Jacque Vaughn is a true role model. It's good to see that not every scholarship athlete wings it through college.
MICHAEL ROTH, PLAINVIEW, N.Y.
As a graduate of the University of Kansas who is currently a law student at New York University, I was thrilled to see you spotlight an athlete for his deeds outside of the arena (The Diary of a Student-Athlete, Feb. 13). Kansas point guard Jacque Vaughn is what every college student should aspire to be—dedicated, diligent and focused. What makes Vaughn so unusual is that he is as consistent off the court as he is on it. Much of the credit must go to Kansas coach Roy Williams for recruiting athletes who either have already proven themselves as students or show great promise. His approach has cost the school a few gifted athletes but allows him to field a team of which one can be truly proud.
JAMES MOLONEY, New York City
The Big Five
I thoroughly enjoyed Jack McCallum's The Philadelphia Story (Feb. 6). It was refreshing to read about five terrific college basketball programs that cherish their rivalries not for national ranking or TV exposure, but out of a sense of tradition and honor.
BONEY IVES, Charlotte, N.C.
As a Villanova graduate, I read the article with interest and fond memories. And in many respects I agree that the Big Five deserves better from Villanova. However, anyone who thinks that Villanova left the Big Five to fatten its schedule with cupcakes is crazy. Villanova's schedule is usually rated among the 10 most difficult Division I schedules in the nation. I can take the criticism for what we did to the Big Five, but I can't take the innuendo about our schedule.
DENIS W. DRISCOLL, Montville, N.J.
You spun a neat but illusory story: Villanova got too big for its britches and spoiled a local tradition. The truth is that the other four schools play in weak conferences, with the result that every Big Five game is like the national championship to them. On the other hand, Villanova has won the real national championship. When it gets the luxury of scheduling a breather between battles against Georgetown, Syracuse, UConn and the rest of the Big East, it is entitled to play a team that hasn't flagged the Villanova game as the make-or-break contest of the season.
If the other members of the Big Five played Villanova's schedule, they would have choked on their Philly cheese steaks—and their self-righteousness—long ago.
LARRY GOANOS, New York City
When Villanova pulled out of Big Five full round-robins back in '91, it certainly wasn't to play more "national" games. The Big Five opponents have been replaced by schools like Marist, Delaware and Rider. Villanova has passed up more than 35 years of wonderful basketball tradition to pad its schedule with two easy games in order to ensure 18 wins and a bid to the NCAA tournament.

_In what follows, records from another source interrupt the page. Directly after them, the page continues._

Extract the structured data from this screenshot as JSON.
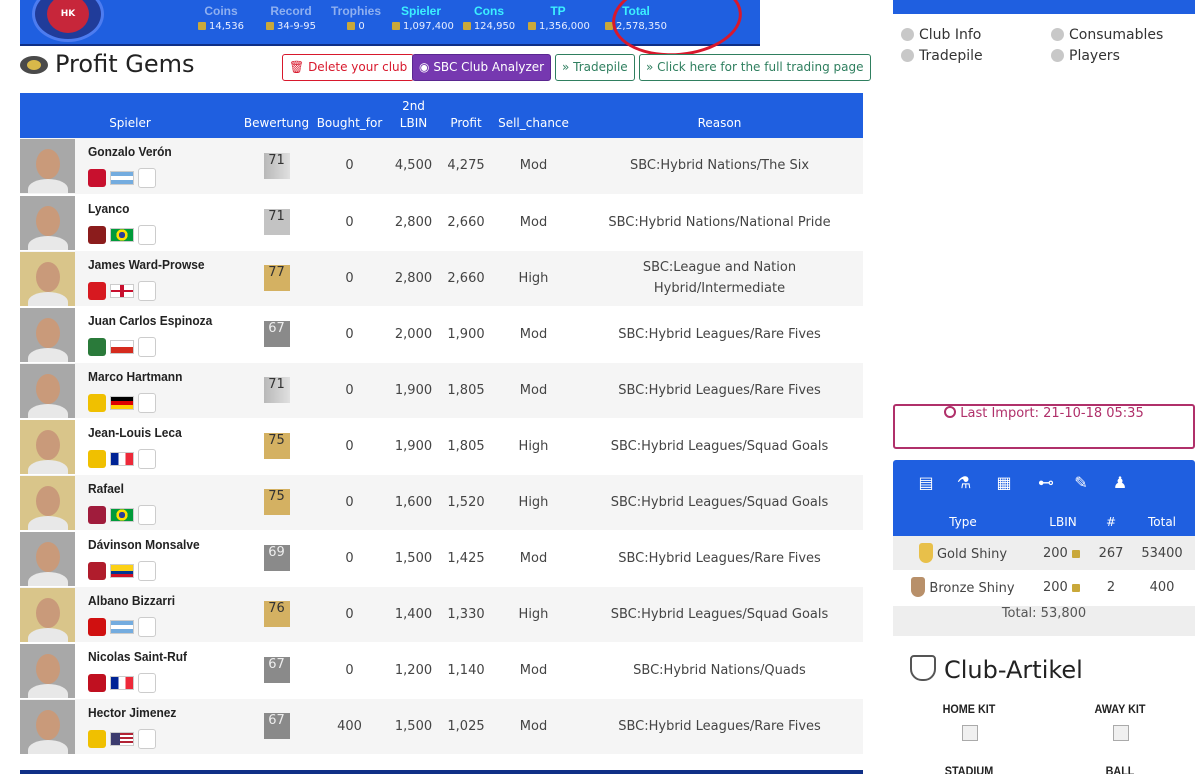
{
  "header_stats": [
    {
      "label": "Coins",
      "value": "14,536",
      "highlight": false
    },
    {
      "label": "Record",
      "value": "34-9-95",
      "highlight": false
    },
    {
      "label": "Trophies",
      "value": "0",
      "highlight": false
    },
    {
      "label": "Spieler",
      "value": "1,097,400",
      "highlight": true
    },
    {
      "label": "Cons",
      "value": "124,950",
      "highlight": true
    },
    {
      "label": "TP",
      "value": "1,356,000",
      "highlight": true
    },
    {
      "label": "Total",
      "value": "2,578,350",
      "highlight": true
    }
  ],
  "logo_text": "HK",
  "page": {
    "title": "Profit Gems"
  },
  "buttons": {
    "delete_club": "Delete your club",
    "sbc_analyzer": "SBC Club Analyzer",
    "tradepile": "» Tradepile",
    "full_trading": "» Click here for the full trading page"
  },
  "table": {
    "headers": {
      "player": "Spieler",
      "rating": "Bewertung",
      "bought": "Bought_for",
      "lbin": "2nd LBIN",
      "profit": "Profit",
      "sell": "Sell_chance",
      "reason": "Reason"
    },
    "rows": [
      {
        "name": "Gonzalo Verón",
        "rating": "71",
        "rtype": "silverrare",
        "bought": "0",
        "lbin": "4,500",
        "profit": "4,275",
        "sell": "Mod",
        "reason": "SBC:Hybrid Nations/The Six",
        "club": "#c8102e",
        "flag": "argentina",
        "avatar": "gray"
      },
      {
        "name": "Lyanco",
        "rating": "71",
        "rtype": "silver",
        "bought": "0",
        "lbin": "2,800",
        "profit": "2,660",
        "sell": "Mod",
        "reason": "SBC:Hybrid Nations/National Pride",
        "club": "#8b1c1c",
        "flag": "brazil",
        "avatar": "gray"
      },
      {
        "name": "James Ward-Prowse",
        "rating": "77",
        "rtype": "gold",
        "bought": "0",
        "lbin": "2,800",
        "profit": "2,660",
        "sell": "High",
        "reason": "SBC:League and Nation Hybrid/Intermediate",
        "club": "#d71920",
        "flag": "england",
        "avatar": "gold"
      },
      {
        "name": "Juan Carlos Espinoza",
        "rating": "67",
        "rtype": "gray",
        "bought": "0",
        "lbin": "2,000",
        "profit": "1,900",
        "sell": "Mod",
        "reason": "SBC:Hybrid Leagues/Rare Fives",
        "club": "#2a7a3a",
        "flag": "chile",
        "avatar": "gray"
      },
      {
        "name": "Marco Hartmann",
        "rating": "71",
        "rtype": "silverrare",
        "bought": "0",
        "lbin": "1,900",
        "profit": "1,805",
        "sell": "Mod",
        "reason": "SBC:Hybrid Leagues/Rare Fives",
        "club": "#f0c000",
        "flag": "germany",
        "avatar": "gray"
      },
      {
        "name": "Jean-Louis Leca",
        "rating": "75",
        "rtype": "gold",
        "bought": "0",
        "lbin": "1,900",
        "profit": "1,805",
        "sell": "High",
        "reason": "SBC:Hybrid Leagues/Squad Goals",
        "club": "#f0c000",
        "flag": "france",
        "avatar": "gold"
      },
      {
        "name": "Rafael",
        "rating": "75",
        "rtype": "gold",
        "bought": "0",
        "lbin": "1,600",
        "profit": "1,520",
        "sell": "High",
        "reason": "SBC:Hybrid Leagues/Squad Goals",
        "club": "#a01c3c",
        "flag": "brazil",
        "avatar": "gold"
      },
      {
        "name": "Dávinson Monsalve",
        "rating": "69",
        "rtype": "gray",
        "bought": "0",
        "lbin": "1,500",
        "profit": "1,425",
        "sell": "Mod",
        "reason": "SBC:Hybrid Leagues/Rare Fives",
        "club": "#b01c2c",
        "flag": "colombia",
        "avatar": "gray"
      },
      {
        "name": "Albano Bizzarri",
        "rating": "76",
        "rtype": "gold",
        "bought": "0",
        "lbin": "1,400",
        "profit": "1,330",
        "sell": "High",
        "reason": "SBC:Hybrid Leagues/Squad Goals",
        "club": "#d01010",
        "flag": "argentina",
        "avatar": "gold"
      },
      {
        "name": "Nicolas Saint-Ruf",
        "rating": "67",
        "rtype": "gray",
        "bought": "0",
        "lbin": "1,200",
        "profit": "1,140",
        "sell": "Mod",
        "reason": "SBC:Hybrid Nations/Quads",
        "club": "#c01020",
        "flag": "france",
        "avatar": "gray"
      },
      {
        "name": "Hector Jimenez",
        "rating": "67",
        "rtype": "gray",
        "bought": "400",
        "lbin": "1,500",
        "profit": "1,025",
        "sell": "Mod",
        "reason": "SBC:Hybrid Leagues/Rare Fives",
        "club": "#f0c000",
        "flag": "usa",
        "avatar": "gray"
      }
    ]
  },
  "sidebar": {
    "categories": [
      "Club Info",
      "Consumables",
      "Tradepile",
      "Players"
    ],
    "last_import": "Last Import: 21-10-18 05:35",
    "table_headers": {
      "type": "Type",
      "lbin": "LBIN",
      "count": "#",
      "total": "Total"
    },
    "rows": [
      {
        "type": "Gold Shiny",
        "lbin": "200",
        "count": "267",
        "total": "53400",
        "color": "#e8c04a"
      },
      {
        "type": "Bronze Shiny",
        "lbin": "200",
        "count": "2",
        "total": "400",
        "color": "#b8906a"
      }
    ],
    "total": "Total: 53,800",
    "club_title": "Club-Artikel",
    "kits": [
      "HOME KIT",
      "AWAY KIT",
      "STADIUM",
      "BALL"
    ]
  },
  "colors": {
    "header_blue": "#1f5fe0",
    "profit_green": "#4caf50",
    "highlight_red": "#d8182c",
    "import_border": "#b0306a"
  }
}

DOUG WAITZMAN, Wallingford, Pa.
The Man in Black
Thank you for the article on my choice for the 1994 Sportsman of the Year, Dale Earnhardt (Attitude for Sale, Feb. 6). In a period lacking role models, Earnhardt is an excellent example of impeccable consistency as well as a no-nonsense approach to his sport. As the article says. he gives 110% of himself in the race car as well as out of it. He is always quick to recognize his pit crew after a victory and his fans for their support.
STEPHEN SCHOUTEN, Williamsville, N.Y.
Why the cheap-shot reaction to Digger Phelps's announcement that he intends to run for president in 2004 (SCORECARD, Feb. 6)? Notre Dame's former basketball coach is a smart guy, smart enough to know that the declaration of his intent would be greeted in some quarters with sarcasm and ridicule. But that fact notwithstanding, why did SI treat the matter in such a mean-spirited way? Is Phelps's running for president any more improbable than a movie star's running? Since he stepped aside after 20 years as the best basketball coach in Notre Dame's history, a record resplendent with a 100% graduation rate for his players, Phelps has devoted much of his time to working with inner-city kids. What others only talk about, Phelps has done—on his own time and with his own money.
As a former press aide to Bobby Kennedy and a former press secretary to two U.S. senators, I consider Phelps's dream neither wild nor improbable.